VERJUS: A Chef’s Technique for You & MeMay 21, 2015 by Yves Farges (QFG) Leave a Comment
Quality ingredients often come with a story, and VERJUS is no different. I have been on a bit of a focused "Verjus Kick" for the past year, tasting Verjus all over Europe and North America.
Before the story, a simple question: “What the Heck is Verjus & how do I use it?”
Verjus which translates roughly from old French (aka ‘middle French’) as “Green Juice”. Verjus is simply the fresh juice from green, unripened grapes.
You know … the grapes when unripe that are so tart and acidic that it makes you wince when you taste them?
The origin of Verjus is well documented in French cuisine but the cultural beauty of Verjus is the rich tradition of its use across the Middle East in Persian and Syrian Cuisine. You can read about the cultural swath of Verjus in the Wikipedia article on “Verjuice”.
We are going to concentrate on the ingredient itself and why in France it went from being a basic pantry article to a qualitative Chef’s tool.
Let’s start with the name: Verjus, which is cooler than the Anglicized ‘Verjuice’.
Second point is than not all Verjus are created equal. In the past year I have tasted some American Verjus that would wake up the dead and some European Verjus so sickly sweet that diabetics would pass out just by opening the Verjus bottle. Ok, it is an exaggeration but you get the point. A lot of people are making Verjus, but clueless about what the result should taste like, be used for, or the basic story behind Verjus.
From Basic pantry to Chef’s tool:
Verjus has been around for a long, long time … in fact a basic pantry ingredient in the Middle Ages across Europe and stretching into the Middle East. Young grapes crushed bring forth an acidic juice that is not as harsh as vinegar, but as useful. During late spring to fall the ingredients for Verjus are plentiful so it was used for salad and as a cooking ingredient. In Winter the Verjus would run out and people would switch to the more acidic vinegar.
Since wine production in France and Italy started to spike seriously, there were a lot of grapes available, and in fact one of the key ways to make your wine better is to ‘thin the grapes on the vine’ by cutting unripe clusters early.
Farmers from any part of the world are loath to just throw away even these clusters so they made Verjus … a lot of it.
So why did Verjus stop being used?
In two words, it fell victim to convenience and competition.
As wine production and quality of wine increased, so did the quantity of the more acidic cousin to Verjus, vinegar. Vinegar has a long shelf life and it got cheaper and cheaper, basically driving Verjus into a regional specialty.
Additionally lemons from the Far East were coming to Europe (brought back by Crusaders & their troops) growing all over the Mediterranean Basin. A lemon is instant acid in a self-contained package: the fruit.
The key point to understand is that Verjus and vinegar are very different products, something Chefs know.
Now this may be a case of sour grapes (pardon the pun …) but Verjus is a better ingredient to work with.
If you are going to be serving a particularly good wine or wines with a meal, a salad dressing made with Verjus is going to be much more complimentary and not clash the way vinegar does.
Why?
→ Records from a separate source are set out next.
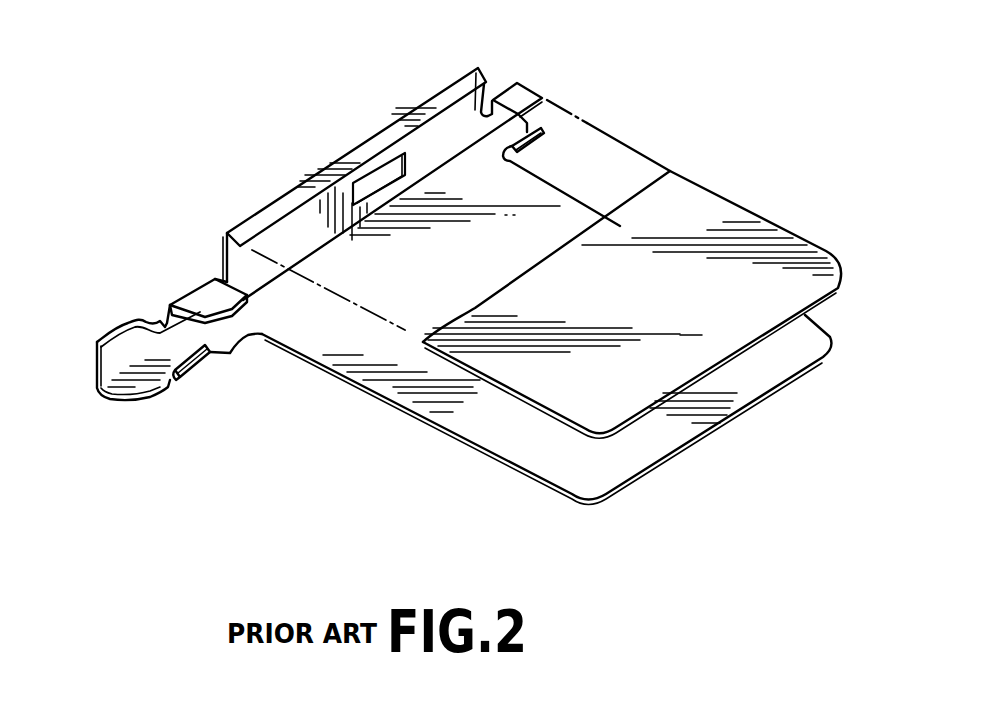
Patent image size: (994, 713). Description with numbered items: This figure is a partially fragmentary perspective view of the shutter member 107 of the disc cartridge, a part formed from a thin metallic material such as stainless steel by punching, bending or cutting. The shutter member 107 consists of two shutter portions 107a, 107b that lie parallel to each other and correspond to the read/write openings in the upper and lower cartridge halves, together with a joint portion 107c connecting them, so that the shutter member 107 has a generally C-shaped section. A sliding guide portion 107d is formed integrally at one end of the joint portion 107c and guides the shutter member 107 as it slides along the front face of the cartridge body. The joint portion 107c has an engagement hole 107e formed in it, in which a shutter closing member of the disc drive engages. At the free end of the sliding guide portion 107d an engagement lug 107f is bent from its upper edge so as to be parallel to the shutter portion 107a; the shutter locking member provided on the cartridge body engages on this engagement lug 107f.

The shutter member 107 is at (302, 185).
The shutter portion 107a is at (738, 210).
The shutter portion 107b is at (528, 443).
The joint portion 107c is at (448, 136).
The sliding guide portion 107d is at (192, 312).
The engagement hole 107e is at (384, 177).
The engagement lug 107f is at (133, 318).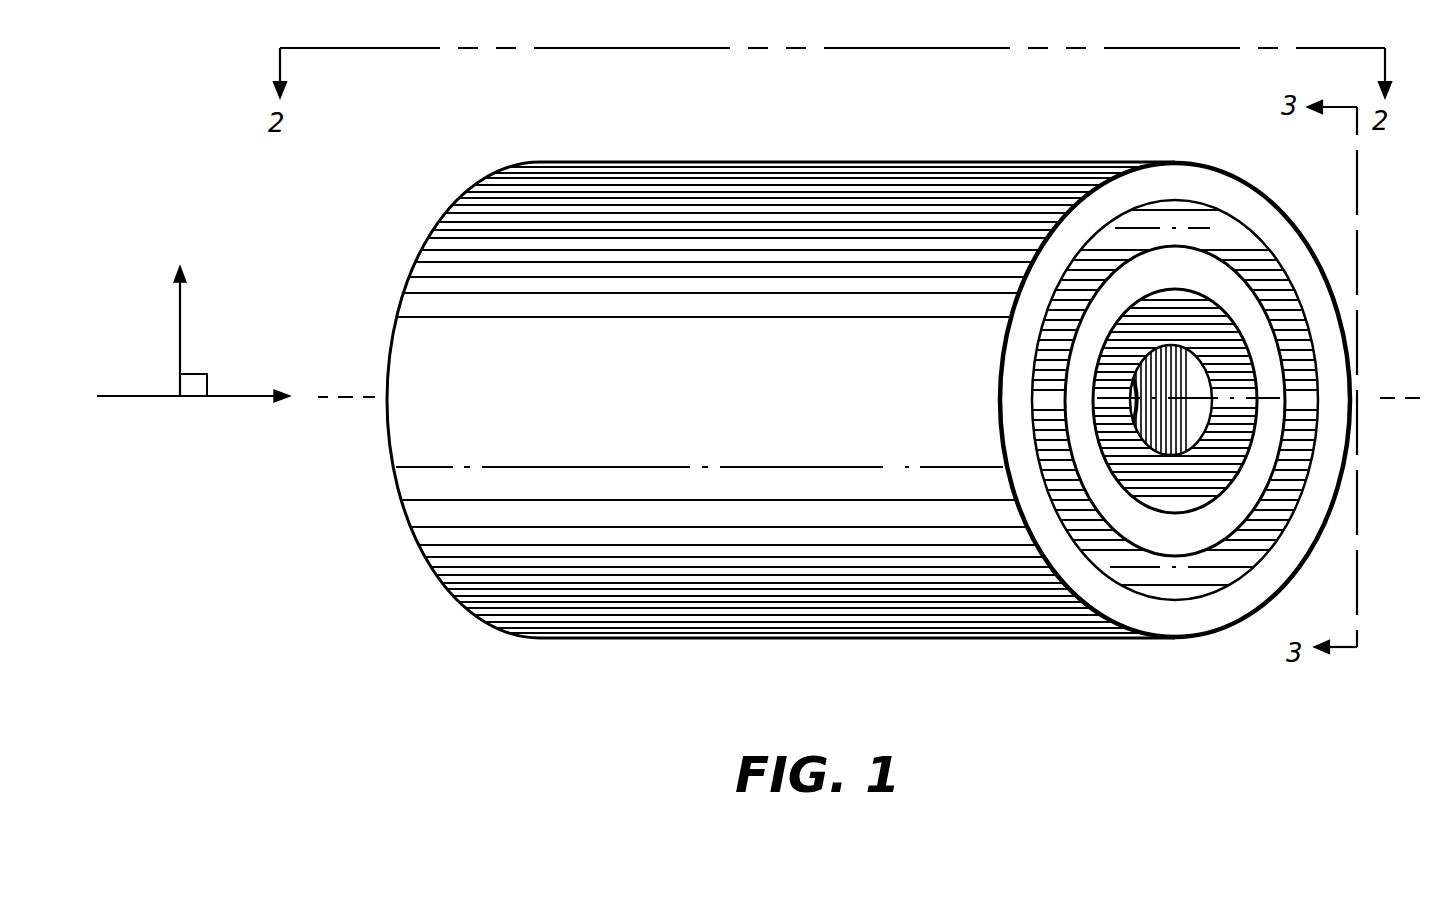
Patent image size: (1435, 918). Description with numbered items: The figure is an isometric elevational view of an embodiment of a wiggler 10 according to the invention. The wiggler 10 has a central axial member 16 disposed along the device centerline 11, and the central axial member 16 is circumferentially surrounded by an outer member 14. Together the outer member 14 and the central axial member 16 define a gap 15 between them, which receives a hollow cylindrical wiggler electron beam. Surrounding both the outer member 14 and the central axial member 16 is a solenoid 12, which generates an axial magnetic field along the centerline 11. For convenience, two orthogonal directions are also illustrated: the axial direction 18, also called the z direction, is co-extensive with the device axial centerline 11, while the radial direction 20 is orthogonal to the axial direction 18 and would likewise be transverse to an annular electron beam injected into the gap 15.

The wiggler 10 is at (290, 533).
The device centerline 11 is at (348, 396).
The solenoid 12 is at (758, 394).
The outer member 14 is at (1120, 235).
The gap 15 is at (1173, 307).
The central axial member 16 is at (1147, 343).
The axial direction 18 is at (131, 396).
The radial direction 20 is at (182, 317).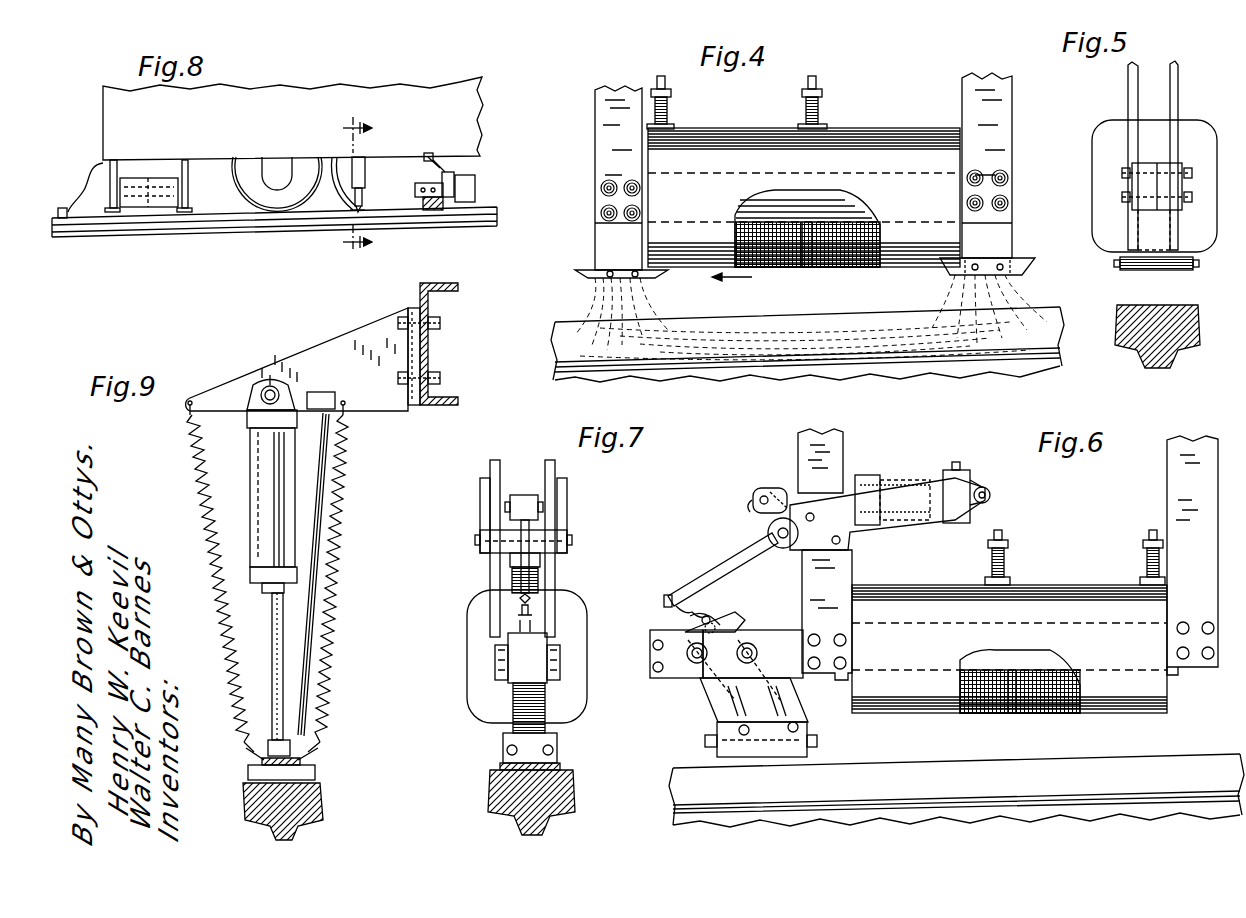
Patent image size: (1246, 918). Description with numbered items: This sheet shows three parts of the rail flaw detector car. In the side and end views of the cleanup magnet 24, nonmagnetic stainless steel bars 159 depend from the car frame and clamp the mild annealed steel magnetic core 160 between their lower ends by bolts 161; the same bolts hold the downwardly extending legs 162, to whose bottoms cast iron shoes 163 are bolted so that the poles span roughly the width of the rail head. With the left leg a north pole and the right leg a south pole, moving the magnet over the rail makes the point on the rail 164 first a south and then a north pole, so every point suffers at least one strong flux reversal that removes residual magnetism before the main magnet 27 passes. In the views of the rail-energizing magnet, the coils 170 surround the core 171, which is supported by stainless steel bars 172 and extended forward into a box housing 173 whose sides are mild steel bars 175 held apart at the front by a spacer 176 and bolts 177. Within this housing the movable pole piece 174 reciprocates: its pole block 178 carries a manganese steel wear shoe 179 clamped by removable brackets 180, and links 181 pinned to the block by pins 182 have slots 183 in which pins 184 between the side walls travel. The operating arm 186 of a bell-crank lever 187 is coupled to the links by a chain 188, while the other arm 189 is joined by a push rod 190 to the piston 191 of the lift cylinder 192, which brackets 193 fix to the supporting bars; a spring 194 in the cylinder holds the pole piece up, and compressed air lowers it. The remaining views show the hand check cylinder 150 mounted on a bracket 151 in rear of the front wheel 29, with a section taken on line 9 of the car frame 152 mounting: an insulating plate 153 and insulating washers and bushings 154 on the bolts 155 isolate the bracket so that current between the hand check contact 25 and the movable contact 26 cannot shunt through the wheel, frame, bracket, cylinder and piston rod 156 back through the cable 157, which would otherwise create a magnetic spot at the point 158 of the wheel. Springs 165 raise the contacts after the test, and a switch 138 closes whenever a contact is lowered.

In FIG. 8, the section line 9 is at (357, 182).
In FIG. 8, the cleanup magnet 24 is at (140, 210).
In FIG. 4, the cleanup magnet 24 is at (872, 127).
In FIG. 5, the cleanup magnet 24 is at (1102, 128).
In FIG. 8, the hand check contact 25 is at (362, 209).
In FIG. 9, the hand check contact 25 is at (300, 771).
In FIG. 8, the movable contact 26 is at (62, 207).
In FIG. 8, the main magnet 27 is at (478, 190).
In FIG. 8, the front wheel 29 is at (254, 186).
In FIG. 9, the switch 138 is at (319, 392).
In FIG. 9, the hand check cylinder 150 is at (262, 470).
In FIG. 9, the bracket 151 is at (313, 350).
In FIG. 9, the car frame 152 is at (446, 284).
In FIG. 9, the insulating plate 153 is at (428, 350).
In FIG. 9, the insulating washers and bushings 154 is at (404, 372).
In FIG. 9, the bolts 155 is at (440, 380).
In FIG. 9, the piston rod 156 is at (273, 625).
In FIG. 8, the cable 157 is at (338, 196).
In FIG. 8, the point 158 is at (282, 226).
In FIG. 4, the nonmagnetic stainless steel bars 159 is at (598, 95).
In FIG. 5, the nonmagnetic stainless steel bars 159 is at (1130, 84).
In FIG. 4, the magnetic core 160 is at (842, 205).
In FIG. 5, the magnetic core 160 is at (1165, 165).
In FIG. 4, the bolts 161 is at (600, 187).
In FIG. 5, the bolts 161 is at (1122, 196).
In FIG. 4, the legs 162 is at (603, 240).
In FIG. 5, the legs 162 is at (1142, 230).
In FIG. 4, the cast iron shoes 163 is at (590, 272).
In FIG. 5, the cast iron shoes 163 is at (1150, 270).
In FIG. 4, the point on the rail 164 is at (585, 330).
In FIG. 9, the springs 165 is at (205, 535).
In FIG. 6, the springs 165 is at (730, 624).
In FIG. 7, the coils 170 is at (480, 605).
In FIG. 6, the coils 170 is at (940, 590).
In FIG. 6, the core 171 is at (1035, 655).
In FIG. 7, the stainless steel bars 172 is at (548, 462).
In FIG. 6, the stainless steel bars 172 is at (799, 443).
In FIG. 6, the box housing 173 is at (778, 636).
In FIG. 7, the movable pole piece 174 is at (562, 740).
In FIG. 6, the movable pole piece 174 is at (808, 726).
In FIG. 7, the mild steel bars 175 is at (500, 640).
In FIG. 6, the mild steel bars 175 is at (650, 652).
In FIG. 7, the spacer 176 is at (522, 660).
In FIG. 6, the spacer 176 is at (652, 676).
In FIG. 6, the bolts 177 is at (658, 640).
In FIG. 7, the pole block 178 is at (503, 738).
In FIG. 6, the pole block 178 is at (810, 746).
In FIG. 7, the wear shoe 179 is at (505, 768).
In FIG. 6, the wear shoe 179 is at (800, 762).
In FIG. 7, the removable brackets 180 is at (508, 748).
In FIG. 6, the removable brackets 180 is at (716, 740).
In FIG. 7, the links 181 is at (520, 703).
In FIG. 6, the links 181 is at (718, 700).
In FIG. 6, the pins 182 is at (792, 732).
In FIG. 6, the slots 183 is at (782, 690).
In FIG. 6, the pins 184 is at (697, 663).
In FIG. 7, the operating arm 186 is at (540, 575).
In FIG. 6, the operating arm 186 is at (722, 573).
In FIG. 7, the bell-crank lever 187 is at (548, 583).
In FIG. 6, the bell-crank lever 187 is at (766, 551).
In FIG. 6, the chain 188 is at (706, 606).
In FIG. 7, the other arm 189 is at (528, 525).
In FIG. 6, the other arm 189 is at (758, 502).
In FIG. 7, the push rod 190 is at (538, 500).
In FIG. 6, the push rod 190 is at (797, 483).
In FIG. 6, the piston 191 is at (925, 470).
In FIG. 6, the lift cylinder 192 is at (950, 472).
In FIG. 7, the brackets 193 is at (481, 485).
In FIG. 6, the brackets 193 is at (856, 535).
In FIG. 6, the spring 194 is at (875, 477).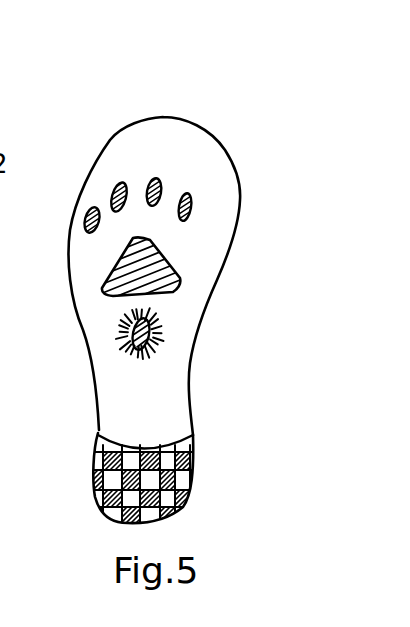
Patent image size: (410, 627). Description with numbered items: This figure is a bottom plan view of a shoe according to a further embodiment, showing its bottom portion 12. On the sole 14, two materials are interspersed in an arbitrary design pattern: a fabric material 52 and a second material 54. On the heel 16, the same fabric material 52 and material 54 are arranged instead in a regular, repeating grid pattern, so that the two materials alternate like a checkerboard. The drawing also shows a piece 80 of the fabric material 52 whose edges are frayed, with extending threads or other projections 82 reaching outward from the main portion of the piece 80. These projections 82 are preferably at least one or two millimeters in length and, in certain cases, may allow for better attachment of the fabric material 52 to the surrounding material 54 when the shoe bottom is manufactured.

The bottom portion 12 is at (258, 130).
The sole 14 is at (213, 233).
The heel 16 is at (180, 467).
The fabric material 52 is at (193, 200).
The material 54 is at (83, 250).
The piece of fabric material 80 is at (128, 351).
The projections 82 is at (150, 343).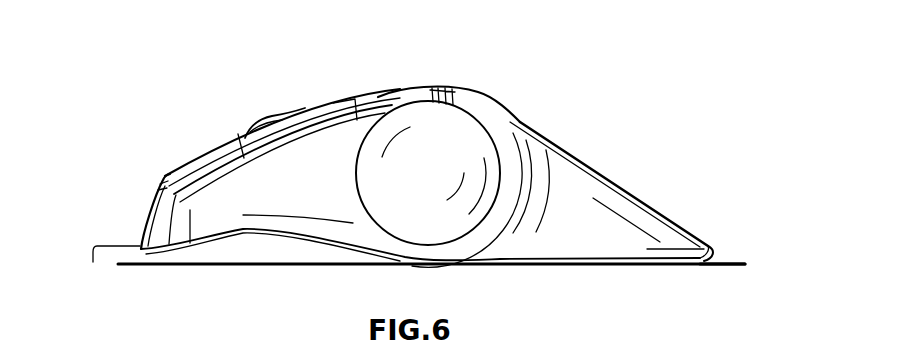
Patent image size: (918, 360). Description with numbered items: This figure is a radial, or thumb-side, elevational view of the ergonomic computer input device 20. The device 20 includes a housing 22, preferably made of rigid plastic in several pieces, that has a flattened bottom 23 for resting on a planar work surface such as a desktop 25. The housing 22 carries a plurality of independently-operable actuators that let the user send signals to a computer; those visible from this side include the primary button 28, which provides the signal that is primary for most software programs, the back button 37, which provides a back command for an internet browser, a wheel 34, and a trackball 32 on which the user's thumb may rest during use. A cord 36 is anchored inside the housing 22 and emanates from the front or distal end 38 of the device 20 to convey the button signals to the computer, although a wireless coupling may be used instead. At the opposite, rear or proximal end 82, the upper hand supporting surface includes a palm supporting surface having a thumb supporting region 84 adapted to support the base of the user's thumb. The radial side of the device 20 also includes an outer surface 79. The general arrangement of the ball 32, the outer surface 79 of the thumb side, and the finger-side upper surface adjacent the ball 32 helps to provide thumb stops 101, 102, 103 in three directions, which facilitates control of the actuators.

The ergonomic computer input device 20 is at (528, 62).
The housing 22 is at (560, 172).
The flattened bottom 23 is at (618, 266).
The desktop 25 is at (735, 264).
The primary button 28 is at (200, 163).
The trackball 32 is at (422, 138).
The wheel 34 is at (278, 115).
The cord 36 is at (105, 246).
The back button 37 is at (334, 103).
The front or distal end 38 is at (140, 238).
The outer surface 79 is at (330, 213).
The rear or proximal end 82 is at (712, 246).
The thumb supporting region 84 is at (627, 243).
The thumb stop 101 is at (455, 96).
The thumb stop 102 is at (446, 252).
The thumb stop 103 is at (505, 168).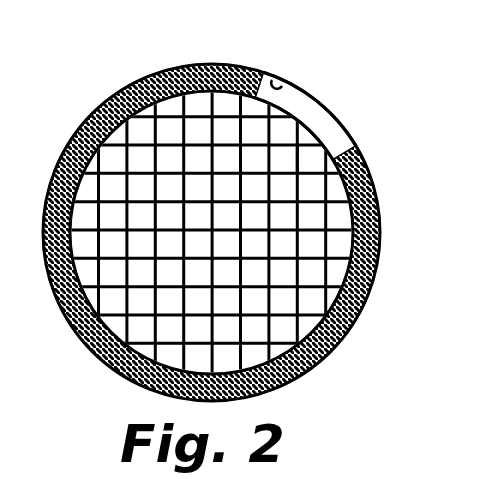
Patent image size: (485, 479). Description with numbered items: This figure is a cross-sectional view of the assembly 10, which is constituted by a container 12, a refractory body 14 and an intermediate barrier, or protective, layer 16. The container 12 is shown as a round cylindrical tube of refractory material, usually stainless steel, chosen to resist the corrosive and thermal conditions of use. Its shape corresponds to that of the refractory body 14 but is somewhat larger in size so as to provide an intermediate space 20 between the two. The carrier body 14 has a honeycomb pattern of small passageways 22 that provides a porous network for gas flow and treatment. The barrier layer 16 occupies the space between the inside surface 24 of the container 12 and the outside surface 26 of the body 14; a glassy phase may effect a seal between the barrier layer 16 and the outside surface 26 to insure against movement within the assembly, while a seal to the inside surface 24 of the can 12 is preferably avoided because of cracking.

The assembly 10 is at (312, 59).
The container 12 is at (370, 259).
The refractory body 14 is at (308, 195).
The barrier layer 16 is at (368, 215).
The intermediate space 20 is at (305, 98).
The passageways 22 is at (307, 160).
The inside surface 24 is at (278, 84).
The outside surface 26 is at (312, 125).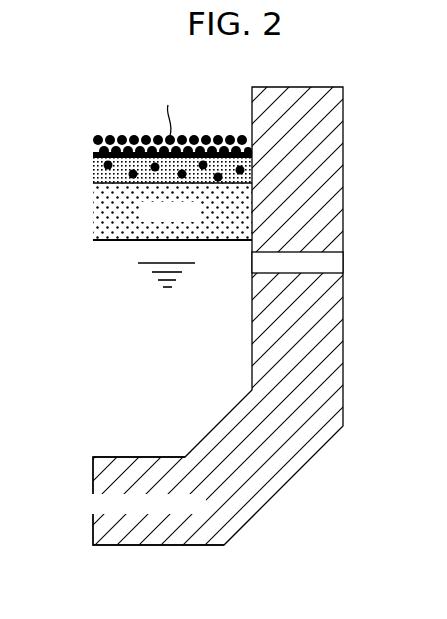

It has to do with the chemistry. The tartness and sourness of Verjus comes from tartaric acid, which is wine complimentary. Lemons for example the acidity comes from citric acid. Vinegar’s acidity comes from acetic acid.
Fonds de sauces:
Being a slightly sweeter liquid Verjus is just made for that Chef’s technique we read about but now you can claim as your own: deglazing a pan.
“Deglazing” is defined as “a cooking technique for removing and dissolving browned food residue from a pan to flavor sauces, soups, and gravies.” It is all about freeing flavour and Verjus is the solvent used to dissolve the aromatic elements at the bottom of the cooking dish to make a gravy. This is why sauces like these are called ‘fonds’ (French for bottom) or in English are called ‘bases’ because if you make them from scratch, they come from the ‘base of the cooking pot’.
Now you can deglaze with a wide variety of liquids but Verjus has the advantage of not overpowering what you are deglazing.
As a child I always wondered why my friends hated liver. I was not a big fan as well but did not hate it. My parents – being French – naturally deglazed the liver pan and the resulting sauce virtually eliminated the slimy aspect of cooked liver.
The internet is full of the usual “Make your own Verjus” recipes, more concerned about how long it will last in the fridge instead of the taste profile and proper use.
A good Verjus is made quickly with a serious volume of uniformly unripe green grapes with equipment that minimizes the enemy of a good Verjus: Oxidation.
I can never discourage anyone from making their own Verjus, but work fast. Oxygen is not your friend when making Verjus. Answer a long phone call while making it yourself and your light green translucent Verjus will be brown.
Does Verjus stop at the kitchen?
Turn around and head to the bar. Verjus has been used by Mixologists as an innovative cocktail ingredient because in the same way that it compliments gravies by not competing with the cooking flavours, in a cocktail it adds without overpowering. A natural ingredient that has come back.
So bring the genius of the Middle Ages, the authenticity of wine-making terroir, from Spain to Iran, and add Verjus to your pantry.
Then you have a fundamental ingredient that Chefs use regularly because they know the benefits.